Im Internet nach dem richtigen Arzt suchen: Das ist unkompliziert und liegt nahe. Es gibt aber auch ein paar Tücken, die leicht übersehen werden. Worauf Sie bei der Arztsuche achten sollten und wo Sie einen Wegweiser bei Corona-Verdacht finden.
"Kennst Du einen guten Arzt?" So fragen viele im Bekanntenkreis herum, immer verbreiteter ist aber auch die Suche nach einem Arzt im Internet. Auf Bewertungsportalen werden Ärztinnen und Ärzte mit Sternchen oder Kommentaren bewertet. Doch kann man sich darauf verlassen?

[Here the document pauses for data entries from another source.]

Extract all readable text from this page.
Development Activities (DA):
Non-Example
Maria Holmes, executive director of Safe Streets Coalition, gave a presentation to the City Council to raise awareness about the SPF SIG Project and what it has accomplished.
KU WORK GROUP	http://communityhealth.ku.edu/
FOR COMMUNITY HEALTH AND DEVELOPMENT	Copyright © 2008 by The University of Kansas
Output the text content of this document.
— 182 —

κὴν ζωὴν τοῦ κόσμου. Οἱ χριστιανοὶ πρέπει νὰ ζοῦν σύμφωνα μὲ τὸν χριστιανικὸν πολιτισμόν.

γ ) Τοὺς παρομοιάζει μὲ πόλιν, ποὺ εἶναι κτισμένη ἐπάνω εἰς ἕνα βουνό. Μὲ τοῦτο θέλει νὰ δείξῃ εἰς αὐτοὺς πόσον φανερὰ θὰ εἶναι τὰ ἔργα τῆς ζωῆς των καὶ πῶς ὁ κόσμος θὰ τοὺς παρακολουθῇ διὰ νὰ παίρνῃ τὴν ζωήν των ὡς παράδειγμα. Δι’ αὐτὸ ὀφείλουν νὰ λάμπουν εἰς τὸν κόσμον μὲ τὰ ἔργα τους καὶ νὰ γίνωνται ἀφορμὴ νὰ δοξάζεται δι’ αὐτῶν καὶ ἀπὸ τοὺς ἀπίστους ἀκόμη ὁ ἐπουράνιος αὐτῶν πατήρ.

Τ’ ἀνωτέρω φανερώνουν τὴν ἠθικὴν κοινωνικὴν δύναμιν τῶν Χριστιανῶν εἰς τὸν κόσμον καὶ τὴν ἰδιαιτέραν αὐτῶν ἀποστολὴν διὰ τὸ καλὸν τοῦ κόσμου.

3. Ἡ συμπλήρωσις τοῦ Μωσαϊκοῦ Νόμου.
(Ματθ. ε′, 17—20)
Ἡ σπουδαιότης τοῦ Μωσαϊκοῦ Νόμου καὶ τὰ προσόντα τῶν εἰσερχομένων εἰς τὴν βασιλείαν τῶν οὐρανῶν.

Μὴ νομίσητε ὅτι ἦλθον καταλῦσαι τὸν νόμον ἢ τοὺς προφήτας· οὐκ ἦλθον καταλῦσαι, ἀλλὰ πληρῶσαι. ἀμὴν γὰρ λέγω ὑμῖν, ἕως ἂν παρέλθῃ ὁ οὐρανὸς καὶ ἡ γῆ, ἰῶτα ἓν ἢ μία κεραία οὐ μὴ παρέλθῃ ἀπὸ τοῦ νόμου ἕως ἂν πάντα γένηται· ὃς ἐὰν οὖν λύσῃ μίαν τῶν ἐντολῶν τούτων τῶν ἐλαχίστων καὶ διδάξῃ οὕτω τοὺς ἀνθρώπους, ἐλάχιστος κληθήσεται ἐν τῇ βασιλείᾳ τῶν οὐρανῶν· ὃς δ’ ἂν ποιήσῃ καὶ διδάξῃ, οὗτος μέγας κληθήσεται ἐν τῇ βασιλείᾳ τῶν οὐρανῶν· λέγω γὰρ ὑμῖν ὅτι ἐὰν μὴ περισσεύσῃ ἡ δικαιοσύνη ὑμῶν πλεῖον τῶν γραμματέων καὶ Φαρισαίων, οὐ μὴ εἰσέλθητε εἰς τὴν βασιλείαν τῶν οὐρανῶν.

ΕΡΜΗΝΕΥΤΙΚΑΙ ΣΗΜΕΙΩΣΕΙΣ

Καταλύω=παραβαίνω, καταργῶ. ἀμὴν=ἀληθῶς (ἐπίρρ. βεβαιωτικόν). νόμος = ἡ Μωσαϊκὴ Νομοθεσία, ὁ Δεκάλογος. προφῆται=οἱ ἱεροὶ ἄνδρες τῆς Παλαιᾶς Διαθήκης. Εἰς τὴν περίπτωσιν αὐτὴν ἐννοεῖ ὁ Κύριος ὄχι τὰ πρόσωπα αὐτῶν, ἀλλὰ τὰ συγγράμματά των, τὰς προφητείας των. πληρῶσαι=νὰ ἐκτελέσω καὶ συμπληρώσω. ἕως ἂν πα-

Zumindest nicht nur, rät Christiane Rock vom Verbraucherzentrale Bundesverband (vzbv): "Persönliche Empfehlungen und der persönliche Kontakt bleiben wichtig." Ein Vorteil im Netz: Die Portale bieten neben der Suche nach Ärzten auch Gesundheitsinformationen an. "Bin ich also auf der Suche nach einem Facharzt, bekomme ich dort sicher einen ersten Überblick darüber, wo sich der nächste Facharzt befindet, welche Zusatzqualifikationen und Angebote er bereithält und ob er besondere Öffnungszeiten hat", sagt die Verbraucherschützerin.
Das Problem mit den Sternen
Geht es aber um die Beurteilung der menschlichen und medizinischen Qualitäten, wird es schwierig. "Bei jedem Stern handelt es sich um eine subjektive Einschätzung, die häufig nicht nachprüfbar ist", sagt Roland Stahl von der Kassenärztlichen Bundesvereinigung (KBV), welche die Interessen freiberuflicher Ärzte und Psychotherapeuten vertritt. Außerdem schreiben dort laut Stahl eher diejenigen, die meckern wollen. "Wer zufrieden ist, äußert sich seltener", sagt er.
Am Ende kommt es darauf an, wie man miteinander zurechtkommt, so Stahl. Gerade Ärzte stünden immer im persönlichen Kontakt mit ihren Patienten. "Und diese Beziehungen bestehen oft schon sehr lange." Das individuelle Vertrauensverhältnis spielt eine entscheidende Rolle.
Werbung oder echte Bewertung?
Ein Problem: Objektive Einschätzungen zur Qualität von niedergelassenen Ärzten gibt es kaum. "Die Menschen hätten wirklich großes Interesse an seriös überprüften Angaben zu Fragen wie der Behandlungsqualität, doch daran mangelt es", kritisiert Jann Ohlendorf von der Unabhängigen Patientenberatung Deutschland (UPD).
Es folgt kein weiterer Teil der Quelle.